Sebagai daerah agraris, Banyumas memiliki banyak sekali pengangguran. Dikatakan oleh bupati Banyumas, bahwa jumlah pengangguran di Banyumas sudah mencapai 400 ribu jiwa.
Tentunya dengan jumlah pengangguran sebanyak ini, dapat menimbulkan dampak buruk bagi pemkab Banyumas. Bisa jadi angka kemiskinan dan kriminalitas meningkat. Sebab ini selalu berbanding lurus dengan jumlah pengangguran.
Melalui kreatifitas sekelompok pemuda di Banyumas, musik kentongan, dapat menjadi alternatif pengurangan angka pengangguran.
Musik Unik yang Menjadi Teman Ronda
Kesenian musik kentongan merupakan musik khas masyarakat Banyumas, Jawa Tengah. Musik ini dimainkan oleh 10 hingga 20 orang, dengan dipimpin seorang atau dua orang mayoret. Biasanya pertunjukkan musik ini dilakukan di tempat-tempat wisata, festival daerah Banyumasan dan juga pada acara-acara daerah.

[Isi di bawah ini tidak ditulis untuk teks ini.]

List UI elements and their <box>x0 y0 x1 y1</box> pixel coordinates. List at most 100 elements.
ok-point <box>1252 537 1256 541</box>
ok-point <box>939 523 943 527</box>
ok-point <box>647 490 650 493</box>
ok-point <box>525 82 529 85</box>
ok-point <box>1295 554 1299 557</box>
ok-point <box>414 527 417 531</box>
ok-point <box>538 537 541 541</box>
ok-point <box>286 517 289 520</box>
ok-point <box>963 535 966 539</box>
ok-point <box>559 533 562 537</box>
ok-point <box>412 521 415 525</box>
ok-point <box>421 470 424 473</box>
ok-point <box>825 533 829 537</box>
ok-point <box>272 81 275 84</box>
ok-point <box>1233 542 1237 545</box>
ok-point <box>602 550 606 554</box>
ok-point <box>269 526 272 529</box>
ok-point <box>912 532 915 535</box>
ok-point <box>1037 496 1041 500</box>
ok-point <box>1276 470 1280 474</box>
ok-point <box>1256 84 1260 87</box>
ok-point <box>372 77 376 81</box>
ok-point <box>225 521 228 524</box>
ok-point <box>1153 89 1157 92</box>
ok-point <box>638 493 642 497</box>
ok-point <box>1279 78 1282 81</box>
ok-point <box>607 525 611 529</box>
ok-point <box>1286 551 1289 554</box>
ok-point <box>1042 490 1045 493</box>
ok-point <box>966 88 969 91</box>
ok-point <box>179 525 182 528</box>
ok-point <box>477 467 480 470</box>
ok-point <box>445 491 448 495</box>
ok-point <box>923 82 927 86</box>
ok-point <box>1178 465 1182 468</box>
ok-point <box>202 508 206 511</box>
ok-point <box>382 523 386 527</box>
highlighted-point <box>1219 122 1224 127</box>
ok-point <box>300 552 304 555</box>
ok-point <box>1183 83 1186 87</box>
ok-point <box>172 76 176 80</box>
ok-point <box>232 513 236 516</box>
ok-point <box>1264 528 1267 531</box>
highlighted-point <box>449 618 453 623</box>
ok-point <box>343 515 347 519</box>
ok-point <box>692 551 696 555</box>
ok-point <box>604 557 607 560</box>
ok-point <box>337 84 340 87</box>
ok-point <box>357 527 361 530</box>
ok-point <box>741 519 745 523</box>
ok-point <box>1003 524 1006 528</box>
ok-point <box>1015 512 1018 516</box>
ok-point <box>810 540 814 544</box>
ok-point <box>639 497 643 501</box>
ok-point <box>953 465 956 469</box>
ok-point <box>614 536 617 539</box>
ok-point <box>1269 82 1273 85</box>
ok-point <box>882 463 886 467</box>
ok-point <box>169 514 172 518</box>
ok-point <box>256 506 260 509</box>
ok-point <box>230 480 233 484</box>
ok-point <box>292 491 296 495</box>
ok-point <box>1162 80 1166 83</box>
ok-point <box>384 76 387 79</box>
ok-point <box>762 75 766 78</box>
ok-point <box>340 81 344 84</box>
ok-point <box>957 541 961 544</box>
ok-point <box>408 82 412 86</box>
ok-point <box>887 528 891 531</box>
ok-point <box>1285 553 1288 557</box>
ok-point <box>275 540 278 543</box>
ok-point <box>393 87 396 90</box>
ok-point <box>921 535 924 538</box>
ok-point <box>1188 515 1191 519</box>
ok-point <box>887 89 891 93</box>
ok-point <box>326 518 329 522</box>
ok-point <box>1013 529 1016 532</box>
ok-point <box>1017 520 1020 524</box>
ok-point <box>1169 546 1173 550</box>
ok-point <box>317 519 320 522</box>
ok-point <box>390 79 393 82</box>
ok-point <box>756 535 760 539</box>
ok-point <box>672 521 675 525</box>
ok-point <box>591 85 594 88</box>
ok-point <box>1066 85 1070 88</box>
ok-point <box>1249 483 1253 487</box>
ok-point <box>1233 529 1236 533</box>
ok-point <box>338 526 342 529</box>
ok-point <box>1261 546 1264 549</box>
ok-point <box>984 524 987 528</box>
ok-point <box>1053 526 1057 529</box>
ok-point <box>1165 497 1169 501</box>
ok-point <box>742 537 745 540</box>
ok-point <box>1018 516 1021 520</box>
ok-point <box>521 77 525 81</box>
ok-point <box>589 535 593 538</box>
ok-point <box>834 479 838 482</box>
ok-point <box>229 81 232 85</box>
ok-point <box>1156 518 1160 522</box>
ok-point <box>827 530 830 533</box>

Awal terbentuknya musik kentongan ini pada mulanya adalah dari ide beberapa orang yang menjaga malam (ronda) di suatu daerah Banyumas. Mereka biasanya membawa alat dari bambu untuk dibunyikan sebagai tanda penjagaan dan juga menunjukkan waktu.
Dalam pergelaran musik kentongan, biasanya disertakan alat yang menyerupai gitar. Namun suaranya bukan dihasilkan dari petikan senar, namun dari bambu yang digesek. Juga ditambah dengan angklung, samba, dan bas yang terbuat dari drum plastik yang dilapisi karet ban mobil.
Kemudian alat ini dibunyikan beraturan sehingga menimbulkan suara yang merdu, lalu mereka memainkan kentongan ini meniru lagu-lagu daerah Banyumasan dan juga musik lagu jaman sekarang.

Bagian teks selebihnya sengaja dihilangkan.